Boys’ soccer was kept from CIF advancement after a 2-1 loss at the hands of the Pacific Pirates. The team suffered from both early offensive and defensive inefficiencies in the match’s first half, giving up two goals before twenty minutes had elapsed. Despite a significant rallying by the Tiger offense in the second half and a late goal by junior captain Kai Endo, the team was unable to salvage a tie and ended season play with a 14-4-1 record. Girls’ basketball was unable to contain Gabrielino’s main scorer, allowing her to score 35 points and hand South Pas a first round exit by a score of 64-49. South Pas got off to a cold start shooting the ball, and quickly fell behind the Eagles’ and their up-tempo style of play. Freshman Allysan Tse kept the Tigers close in the first half with her contributions on both ends of the court, but was forced to take a backseat on defense after she got into foul trouble in the first half.
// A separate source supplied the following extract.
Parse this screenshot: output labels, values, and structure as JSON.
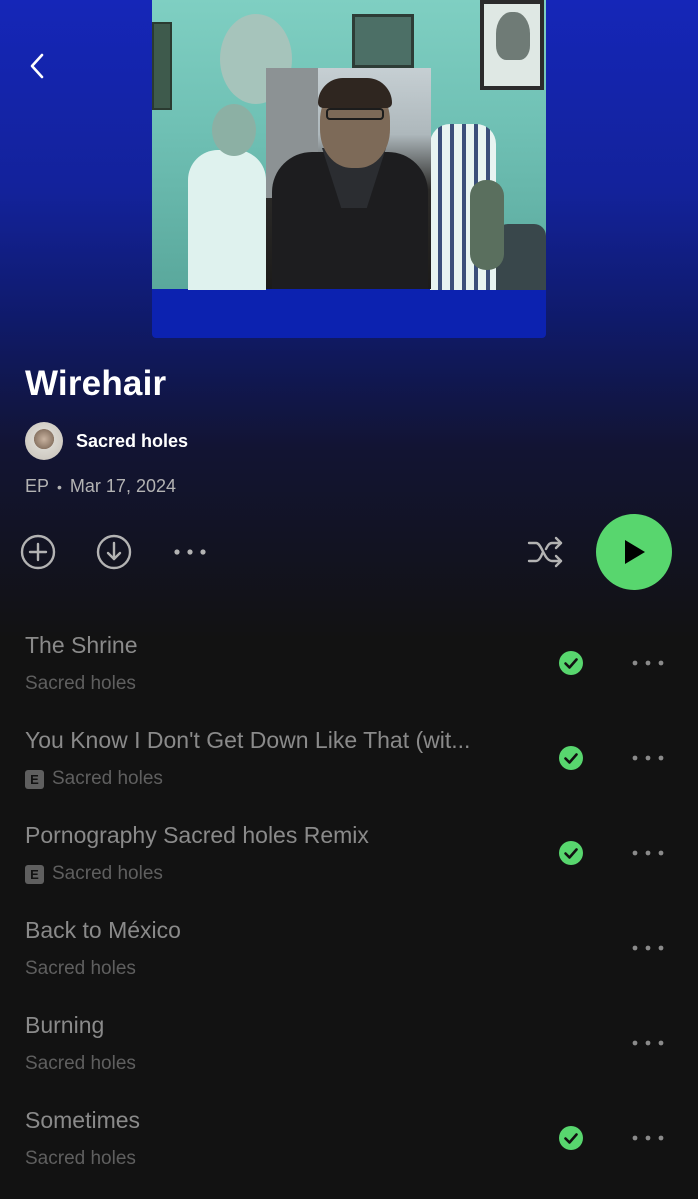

Juniors Megan Yee and Sydney Sakamoto each hit three pointers in the third quarter, but the Tigers were unable to handle the pressure of the Eagles’ defense and could not mount a comeback in the fourth. Despite the lack of success in CIF playoffs, the winter teams continued to display their dominance in the Rio Hondo, while staking their claim as the best sports season at SPHS.
FOLLOWING A CHAMPIONSHIP LAST YEAR, girls’ soccer was knocked out in the first round of CIF.